Ziel ist dabei ja nicht nur die Stärkung der Rolle als angehende Lehrerin, die  Teilnehmer sollen selbst zu Spielleitern ausgebildet werden. Dabei sind noch zwei weiterere Punkte von zentraler Bedeutung:

 ·     der Umgang mit dem Fehler. In der Schule sind Fehler verpönt, man schämt sich, kaschiert oder vertuscht Fehler, ja nicht auffallen beim Fehler machen heißt das Prinzip. Fehler schwächen uns, ist die Botschaft. Anders in unserem Verständnis von Theaterarbeit: Fehler sind oftmals gar keine falschen Handlungen, sondern zeigen andere Möglichkeiten. Fehler können auch eine Chance sein zu erkennen, was und wie wir etwas falsch gemacht haben oder wie wir etwas besser machen können. Solche Erkenntnisse setzen das Fehler machen geradezu voraus.  Pia André, die Neuen Tanz und Kampfsport in diesem Projekt lehrt, spricht vom Innehalten als das Mittel, innere Freiheit zu üben. "Statt automatisiert aus Gewohnheit auf einen Input zu reagieren, sage ich "Stop!", entscheide mich für eine neue Möglichkeit und habe dadurch die Fähigkeit, zu wählen.  Statt mich von meinen Gewohnheiten bestimmen zu lassen, erweitere ich meine Möglichkeiten. So entsteht Freiheit. Wir lernen etwas Neues, erarbeiten die Gedanken, die uns am Lernen hindern (z.B. „ich muss perfekt sein“, "ich weiß schon alles (besser)“, "ich darf mir keine Schwäche erlauben“, etc.). Indem ich mir Fehler erlaube, lerne ich schneller und besser, komme schneller und leichter an mein Ziel.

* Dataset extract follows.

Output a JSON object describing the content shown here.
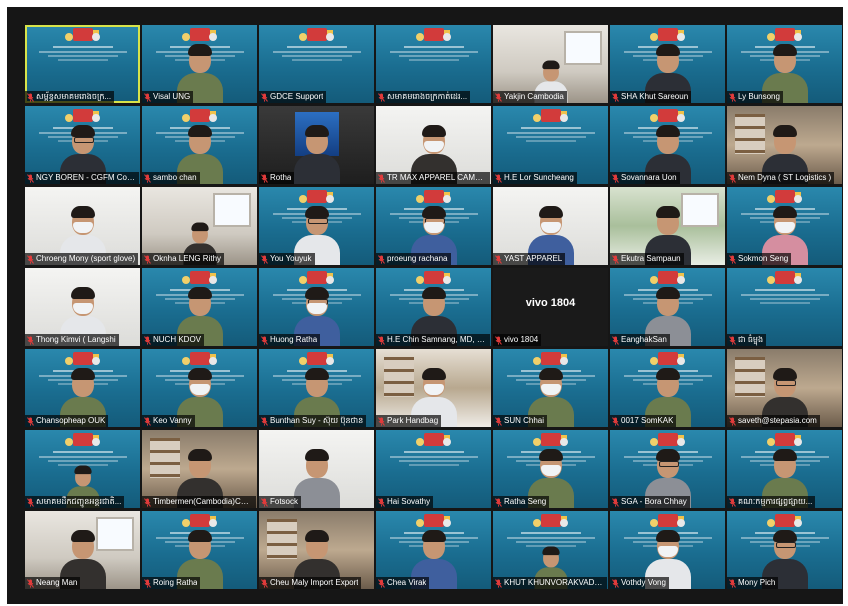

Das Lernen beginnt sogar Spaß zu machen, wenn ich mir für jeden Fehler ein Lächeln schenke."[12]

 

·        Lehrende sind immer auch Lernende, machen Fehler, lernen daraus, gewinnen aus den Prozessen, die sie mit ihren Impulsen in Gang gesetzt haben Erkenntnisse, die zum Ausgangspunkt der weiteren Arbeit werden. Theaterpädagogik in diesem Verständnis bedeutet nicht die Realisierung eines vorgedachten Regiekonzeptes, ist nicht die Umsetzung eines Bildes, das der Spielleiter im Kopf hat und dem die Teilnehmer/innen möglichst nahe kommen sollen. Theaterpädagogik bedeutet für uns Wahrnehmen, Aufnehmen, Weitergeben, Annehmen oder auch Verwerfen. Eine Gruppe macht sich auf den Weg und alle sind an der Gestaltung des Prozesses und des Produktes beteiligt. Das klingt vielleicht idealistisch und harmonisch. In Wirklichkeit bedeutet es, jede Menge Konflikte auszutragen, nach Lösungen zu suchen und deren Tragfähigkeit zu erproben.

 

Das Ausbildungsprojekt

 Konzipiert ist die Ausbildung weitgehend als Zusatzangebot, das während des 1 1/2 Jahre dauernden Referendariats angehender Grund- und Hauptschullehrer am Seminar Meckenbeuren erstmals dem Kurs 21 angeboten wurde. Es wechseln sich die kontinuierliche Arbeit am Seminar ab mit Wochenendseminaren unter der Leitung von ausgewählten, professionellen Theaterpädagogen/innen. Beteiligt sind:

 

Jürgen Mack  Theaterlehrer beim Oberschulamt, Lehrbeauftragter für Deutsch und Pädagogik am Seminar in Meckenbeuren, langjährige Regieerfahrungen im Schul- und Amateurtheater, Mitgründer und Vorsitzender des Fördervereins THEATERTAGE AM SEE; eines der größten theaterpädagogischen Festivals des europäischen Amateurtheaters. Er leitet das Ausbildungsprojekt.

 

Pia André  ist Tänzerin und Bewegungspädagogin. Sie unterrichtet freiberuflich im In- und Ausland Neuen Tanz, Contactimprovisation und verschiedene Kampfkünste. Sie tanzte in internationalen Kompanien und arbeitet zusammen mit Musikern und Schauspielern. Arbeitsschwerpunkt in diesem Projekt: Neuer Tanz, Contaktimprovisation, Stockkampfkunst, Choreographie der Elemente des Tanz- und Bewegungstheaters.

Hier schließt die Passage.